# Colored glock



## Cracker (May 15, 2012)

Do they sell them factory made in green or digital camo or is that a after market thing?


----------



## JD7.62 (Feb 13, 2008)

Glock offered OD models but I dont think they do any more and the ones one the second hand market are pretty high. Otherwise its an aftermarket thing.


----------



## 706Z (Mar 30, 2011)

I saw some g 21s not long ago in dark earth color phase,but i think the OD green is done.


----------



## Cracker (May 15, 2012)

Thanks fellows, I'm thinking on getting one and I think the colored ones look sharp. Might try Baywatch if I get one.


----------



## FISHBOXFULL (May 9, 2008)

check out Tim at Baywatch, he does the dip... everyone speaks highly of his work. get the pattern you want I think he has digital and regular patterns and I think he was setting up for the real tree patterns


----------



## floorguy (Jul 22, 2011)

Tim is doing my glock in desert tan cant wait


----------



## Cracker (May 15, 2012)

Floorguy,post a pic when you get it back if you don't mind.


----------



## floorguy (Jul 22, 2011)

Cracker said:


> Floorguy,post a pic when you get it back if you don't mind.

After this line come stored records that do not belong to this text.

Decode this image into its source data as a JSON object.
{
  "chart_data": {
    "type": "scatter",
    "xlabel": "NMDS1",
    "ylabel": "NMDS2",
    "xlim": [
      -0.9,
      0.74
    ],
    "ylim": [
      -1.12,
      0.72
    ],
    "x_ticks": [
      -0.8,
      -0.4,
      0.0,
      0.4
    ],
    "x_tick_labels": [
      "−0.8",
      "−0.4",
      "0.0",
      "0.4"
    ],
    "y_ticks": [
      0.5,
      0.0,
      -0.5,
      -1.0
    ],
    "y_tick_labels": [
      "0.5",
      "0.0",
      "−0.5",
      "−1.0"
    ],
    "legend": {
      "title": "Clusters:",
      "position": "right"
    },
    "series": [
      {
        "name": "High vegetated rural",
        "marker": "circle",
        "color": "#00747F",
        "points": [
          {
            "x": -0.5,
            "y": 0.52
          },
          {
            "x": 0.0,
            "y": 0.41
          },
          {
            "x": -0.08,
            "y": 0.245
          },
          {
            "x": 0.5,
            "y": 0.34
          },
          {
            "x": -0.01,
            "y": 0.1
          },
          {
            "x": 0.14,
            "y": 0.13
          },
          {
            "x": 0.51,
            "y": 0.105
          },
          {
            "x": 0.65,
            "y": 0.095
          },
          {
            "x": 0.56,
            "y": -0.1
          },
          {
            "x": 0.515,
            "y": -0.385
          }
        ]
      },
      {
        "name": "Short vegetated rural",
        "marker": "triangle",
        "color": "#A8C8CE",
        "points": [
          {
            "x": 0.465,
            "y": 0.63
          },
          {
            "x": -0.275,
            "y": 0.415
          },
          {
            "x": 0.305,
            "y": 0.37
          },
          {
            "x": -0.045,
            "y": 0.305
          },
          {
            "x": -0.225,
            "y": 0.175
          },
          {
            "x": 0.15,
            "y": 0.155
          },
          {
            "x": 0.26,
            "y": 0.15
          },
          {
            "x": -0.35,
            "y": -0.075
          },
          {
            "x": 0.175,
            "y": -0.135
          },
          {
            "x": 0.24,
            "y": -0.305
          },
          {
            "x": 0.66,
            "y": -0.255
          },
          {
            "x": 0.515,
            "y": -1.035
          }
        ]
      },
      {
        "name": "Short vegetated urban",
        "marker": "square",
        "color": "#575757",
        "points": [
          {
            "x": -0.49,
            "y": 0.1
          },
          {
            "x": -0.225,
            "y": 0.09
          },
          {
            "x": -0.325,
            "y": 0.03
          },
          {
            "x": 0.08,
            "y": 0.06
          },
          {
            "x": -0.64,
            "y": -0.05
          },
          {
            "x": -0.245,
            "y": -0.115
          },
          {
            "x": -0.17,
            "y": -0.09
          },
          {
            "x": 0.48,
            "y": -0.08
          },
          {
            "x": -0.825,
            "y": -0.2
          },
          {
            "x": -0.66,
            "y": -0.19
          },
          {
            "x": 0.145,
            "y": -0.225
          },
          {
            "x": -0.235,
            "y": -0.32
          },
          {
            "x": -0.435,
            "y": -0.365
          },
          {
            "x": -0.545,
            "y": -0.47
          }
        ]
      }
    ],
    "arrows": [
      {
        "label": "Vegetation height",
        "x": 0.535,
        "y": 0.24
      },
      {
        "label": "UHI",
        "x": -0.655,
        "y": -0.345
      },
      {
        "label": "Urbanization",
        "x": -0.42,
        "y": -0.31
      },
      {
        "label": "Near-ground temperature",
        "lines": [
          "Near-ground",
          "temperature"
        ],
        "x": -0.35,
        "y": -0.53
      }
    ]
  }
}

I will tim is a nice guy and really takes pride in his work good prices should get back this week


----------



## jpwalnuthill (Feb 12, 2010)

This is one Tim done for me several months ago. Have shot several hundred rounds thru any no issues.


----------



## bobinbusan (Feb 16, 2010)

Cracker, if you got kids haning around the house, see if they will do it for you, see what kind of talent they have :thumbup: :thumbup: :thumbsup: :thumbsup: :whistling::whistling:


----------



## Cracker (May 15, 2012)

bobinbusan said:


> Cracker, if you got kids haning around the house, see if they will do it for you, see what kind of talent they have :thumbup: :thumbup: :thumbsup: :thumbsup: :whistling::whistling:


 No kids but if u got a extra one laying around id like to see what talents I have.:thumbup:


----------



## Cracker (May 15, 2012)

JP, that thing looks good. I'll for sure be getting with him when I get one.


----------